When Wang was fired, the University released a statement in which the provost and the dean of Jacobs condemned sexual assault on campus.

“This occurrence runs counter to our values,” Jacobs Dean Gwyn Richards said in the May 2016 statement. “We will continue to do everything we can to make sure that our students have the ideal environment in which to pursue their artistic and academic goals.”

Yet, several former members of Jacobs faculty defended Wang’s teaching styles in character statements submitted to the court last week.
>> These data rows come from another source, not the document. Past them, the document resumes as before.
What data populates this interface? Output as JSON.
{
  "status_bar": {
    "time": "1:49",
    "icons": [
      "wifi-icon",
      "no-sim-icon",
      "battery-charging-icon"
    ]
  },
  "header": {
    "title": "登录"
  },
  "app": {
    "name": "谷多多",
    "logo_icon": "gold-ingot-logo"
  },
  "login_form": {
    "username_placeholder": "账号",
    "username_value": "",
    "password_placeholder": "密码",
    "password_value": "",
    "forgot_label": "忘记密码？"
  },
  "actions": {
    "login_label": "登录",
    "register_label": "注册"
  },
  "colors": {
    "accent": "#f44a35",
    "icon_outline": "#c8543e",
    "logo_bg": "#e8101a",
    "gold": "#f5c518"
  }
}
They said Wang excelled as a teacher, he was respectful and polite and was loved by students.

“I had worked with Guoping in the same department for a long time,” said Chun Chi An, a former ballet music director at Jacobs. “I had never seen any inappropriate or disrespectful behaviors he exhibited toward any female students and faculty members.”

The character statements also included testimony from family, friends and former colleagues.

“I have students ages 16 to 21,” said Sara Knight, who met Wang at a summer ballet program in Cincinnati. “I would trust Mr. Guoping Wang 100 percent with my own students.”

Appearing before the court Wednesday, Wang’s attorney made a case that this was the former instructor’s first offense, and that because he is no longer working with students, such behavior is unlikely to happen again.

When Kellams’ accepted the plea deal, he said he believed prosecutors and Wang’s attorneys worked “long and hard” to come to the two-year probation agreement. He noted the losses, including employment and fees for legal and translation services, Wang had encountered in the nearly two years since the alleged sexual assault occurred.

“He has suffered substantial consequences as a result of this behavior,” Kellams said.